Gürak: 5 kişilik özel kuvvet ekibi...

Korgeneral Metin Gürak, darbe girişiminde yaşadıklarını anlattı.

Gürak: 5 kişilik özel kuvvet ekibi...
Gürak: 5 kişilik özel kuvvet ekibi...
GİRİŞ 29.07.2016 12:49 GÜNCELLEME 29.07.2016 12:49

4. Kolordu ve Ankara  Garnizon Komutanı Korgeneral Metin Gürak, Fetullahçı Terör Örgütü'nün (FETÖ)  darbe girişimine ilişkin soruşturma kapsamında mağdur sıfatıyla verdiği ifadede,  darbecilerin kendisini Genelkurmay Başkanlığında derdest ettiğini söyledi.  Korgeneral Gürak, savcılıkta verdiği ifadede, olay günü kolorduda  normal mesaisini yürütürken saat 18.30 sıralarında Genelkurmay Başkanı Orgeneral  Hulusi Akar'ın emir subayının makamdan kendisini telefonla aradığını anlattı.

Orgeneral Akar'ın telefonda kendisine, "Etimesgut Zırhlı Birlikler  Okulu ve eğitimTümen Komutanlığında bir tank dahi çalışmayacak. İkinci bir emre  kadar tank hareketi olmayacak." dediğini aktaran Gürak, Akar'ın ayrıca, Kara  Havacılık Komutanlığında hiçbir hava aracının uçmasına müsaade edilmemesini,  havadaki vasıtaların da indirilmesini emrettiğini ve bu emirlerin tebliğ  edilmesini istediğini belirtti. Bunun üzerine,Mamak'ta bulunan Kolordu Karargahı binasından 1-2  dakika içinde hareket edipEtimesgut'a yola koyulduğu bilgisini veren Gürak,  şöyle devam etti: "Cuma akşamı olduğu için çok yoğun trafik vardı. Yolda, Kara Havacılık  Komutanı Tümgeneral Hakan Atınç'ı telefonla arayarak havada helikopter ya da uçak  olup olmadığını sordum.

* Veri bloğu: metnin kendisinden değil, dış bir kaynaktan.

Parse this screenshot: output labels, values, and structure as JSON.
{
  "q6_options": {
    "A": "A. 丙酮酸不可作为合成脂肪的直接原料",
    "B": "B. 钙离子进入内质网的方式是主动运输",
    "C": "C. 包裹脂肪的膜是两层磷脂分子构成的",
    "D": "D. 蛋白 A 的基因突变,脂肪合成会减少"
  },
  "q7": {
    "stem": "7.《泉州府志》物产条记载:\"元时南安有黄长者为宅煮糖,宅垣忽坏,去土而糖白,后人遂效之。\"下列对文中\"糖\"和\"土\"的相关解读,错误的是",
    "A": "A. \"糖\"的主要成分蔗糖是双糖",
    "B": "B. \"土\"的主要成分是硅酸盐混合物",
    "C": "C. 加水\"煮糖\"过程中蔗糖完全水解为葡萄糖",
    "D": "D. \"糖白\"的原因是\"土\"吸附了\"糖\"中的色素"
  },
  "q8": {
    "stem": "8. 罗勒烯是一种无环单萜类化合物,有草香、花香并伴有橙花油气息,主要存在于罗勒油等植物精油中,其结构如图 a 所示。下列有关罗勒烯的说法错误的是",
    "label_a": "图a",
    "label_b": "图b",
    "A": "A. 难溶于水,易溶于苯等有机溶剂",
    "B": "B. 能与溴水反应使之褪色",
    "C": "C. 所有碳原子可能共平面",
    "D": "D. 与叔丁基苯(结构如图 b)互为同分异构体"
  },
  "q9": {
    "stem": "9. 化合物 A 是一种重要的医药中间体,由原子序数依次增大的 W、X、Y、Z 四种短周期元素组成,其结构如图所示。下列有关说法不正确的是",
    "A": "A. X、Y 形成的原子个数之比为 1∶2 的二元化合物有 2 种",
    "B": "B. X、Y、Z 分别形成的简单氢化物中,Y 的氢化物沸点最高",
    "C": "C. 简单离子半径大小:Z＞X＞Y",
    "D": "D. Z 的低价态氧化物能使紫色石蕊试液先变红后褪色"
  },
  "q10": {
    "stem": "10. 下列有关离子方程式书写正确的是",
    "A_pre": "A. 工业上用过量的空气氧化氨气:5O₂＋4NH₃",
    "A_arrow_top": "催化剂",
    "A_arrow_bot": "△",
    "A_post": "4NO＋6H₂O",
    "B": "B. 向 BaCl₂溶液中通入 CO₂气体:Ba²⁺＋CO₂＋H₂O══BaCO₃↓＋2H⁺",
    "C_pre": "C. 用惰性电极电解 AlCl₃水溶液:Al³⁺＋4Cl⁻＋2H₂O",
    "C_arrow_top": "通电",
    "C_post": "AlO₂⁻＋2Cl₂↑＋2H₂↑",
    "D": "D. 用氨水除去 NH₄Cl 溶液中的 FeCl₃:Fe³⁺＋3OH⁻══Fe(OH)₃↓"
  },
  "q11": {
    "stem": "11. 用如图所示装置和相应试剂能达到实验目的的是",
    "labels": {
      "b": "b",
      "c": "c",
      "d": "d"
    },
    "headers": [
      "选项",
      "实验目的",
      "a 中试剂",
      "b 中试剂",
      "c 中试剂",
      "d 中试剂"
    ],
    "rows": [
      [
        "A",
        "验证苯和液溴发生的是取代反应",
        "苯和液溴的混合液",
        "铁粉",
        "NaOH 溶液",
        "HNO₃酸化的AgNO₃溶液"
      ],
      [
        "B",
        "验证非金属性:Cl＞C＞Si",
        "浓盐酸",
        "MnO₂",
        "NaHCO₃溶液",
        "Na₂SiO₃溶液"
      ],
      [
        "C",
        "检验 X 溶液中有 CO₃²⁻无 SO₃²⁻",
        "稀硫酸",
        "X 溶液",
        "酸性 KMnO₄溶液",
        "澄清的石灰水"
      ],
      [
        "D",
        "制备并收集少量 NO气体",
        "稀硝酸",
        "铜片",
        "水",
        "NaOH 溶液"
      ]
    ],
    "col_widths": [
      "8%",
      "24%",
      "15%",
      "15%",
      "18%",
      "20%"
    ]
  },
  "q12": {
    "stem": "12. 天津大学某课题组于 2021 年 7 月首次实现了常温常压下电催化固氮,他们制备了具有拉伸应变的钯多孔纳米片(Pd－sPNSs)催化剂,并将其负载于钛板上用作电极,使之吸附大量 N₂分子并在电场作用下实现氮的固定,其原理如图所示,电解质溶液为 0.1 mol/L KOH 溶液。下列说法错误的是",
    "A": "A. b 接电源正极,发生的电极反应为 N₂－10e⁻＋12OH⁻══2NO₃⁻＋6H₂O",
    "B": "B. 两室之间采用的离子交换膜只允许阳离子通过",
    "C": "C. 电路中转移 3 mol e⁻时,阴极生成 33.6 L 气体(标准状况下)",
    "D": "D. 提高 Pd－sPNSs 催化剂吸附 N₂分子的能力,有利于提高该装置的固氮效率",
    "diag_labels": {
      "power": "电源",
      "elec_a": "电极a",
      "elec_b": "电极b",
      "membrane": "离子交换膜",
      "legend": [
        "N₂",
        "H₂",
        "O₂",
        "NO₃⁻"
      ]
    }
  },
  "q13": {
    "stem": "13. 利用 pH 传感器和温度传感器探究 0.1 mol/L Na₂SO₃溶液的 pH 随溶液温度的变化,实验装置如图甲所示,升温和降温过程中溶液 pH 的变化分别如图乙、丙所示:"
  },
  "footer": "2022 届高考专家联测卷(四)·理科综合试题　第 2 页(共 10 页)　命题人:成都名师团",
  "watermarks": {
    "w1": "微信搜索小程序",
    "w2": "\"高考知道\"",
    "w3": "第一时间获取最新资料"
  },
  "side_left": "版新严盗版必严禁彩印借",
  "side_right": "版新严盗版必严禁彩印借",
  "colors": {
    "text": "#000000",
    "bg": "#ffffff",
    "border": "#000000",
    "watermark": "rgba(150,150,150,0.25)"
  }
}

Kendisi şu saat itibarıyla havada helikopter olmadığını,  5 adet T-182 eğitim uçağının da Temelli civarında eğitim uçuşunda olduğunu  söyledi. Ben de kendisine eğitim uçuşunda olanları derhal havaalanına indirmesini  söyledim. Kendisi bana bu uçakları Ankara Güvercinlik Ana Üssü'ne döndürmeyi  teklif etti. Ben işin acil olduğunu düşünerek, uçakların Ankara'ya gelmeden  bulundukları yer olan Temelli'deki küçük havaalanına indirilmesini emrettim.  Etimesgut'a giderken yolda Zırhlı Birlikler Okul Komutanı Tümgeneral Erdoğan  Akyol'u arayarak, nerede olduğunu sordum. Bir düğüne gitmek üzere hazırlık  yaptığını söyledi. Ben de kendisine bir konu hakkında görüşmek üzere Etimesgut'a  geldiğimi ve makamında beni beklemesini söyledim. Konunun ne olduğunu sordu. Ben  de 'Telefonda söylemeyeyim. Gelmek üzereyim' dedim."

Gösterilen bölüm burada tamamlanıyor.